A 60 billion yuan fund led by China Reform Holdings Corporation to support reform of State-owned enterprises was established on Tuesday, Economic Information Daily reported.
Investors to the first 30 billion yuan fund include some centrally-administered SOEs, locally-administered SOEs, domestic financial institutions and private enterprises, and will invest to centrally and locally-administered SOEs in a list that are carrying out comprehensive reform campaign.
The major investment areas including strategic emerging industries, non-listed enterprises equity to diversify, mixed-ownership reform and listed enterprises to merge, acquire and reorganize.
Last year, the State Council announced a plan to choose a number of centrally and locally-administered SOEs with a wider range of business categories to enrich the ongoing comprehensive reform. Currently, 444 enterprises have been included in the list.
China has been pushing the reform to diversify the ownership structure of SOEs in an effort to encourage operating efficiency and improve services of SOEs.

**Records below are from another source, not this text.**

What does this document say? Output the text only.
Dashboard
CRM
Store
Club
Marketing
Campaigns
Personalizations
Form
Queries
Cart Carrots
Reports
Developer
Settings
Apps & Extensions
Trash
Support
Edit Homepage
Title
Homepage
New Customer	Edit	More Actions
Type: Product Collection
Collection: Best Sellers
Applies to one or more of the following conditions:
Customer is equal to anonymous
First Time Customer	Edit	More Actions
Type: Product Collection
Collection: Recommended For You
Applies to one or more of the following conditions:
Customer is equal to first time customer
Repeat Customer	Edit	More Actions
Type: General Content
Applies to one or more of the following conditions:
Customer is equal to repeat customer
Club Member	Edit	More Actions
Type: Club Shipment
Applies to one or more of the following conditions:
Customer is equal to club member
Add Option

According to the Ministry of Finance, the combined profits of SOEs rose 15.6 percent year-on-year to 819.77 billion yuan in the first quarter of 2019 with the revenue reaching 14 trillion yuan, an 8.9 percent rise from a year earlier.
Central SOEs reported a year-on-year growth of 13.1 percent to 426.5 billion yuan in combined profits in the first quarter of 2019, according to the State-owned Assets Supervision and Administration Commission.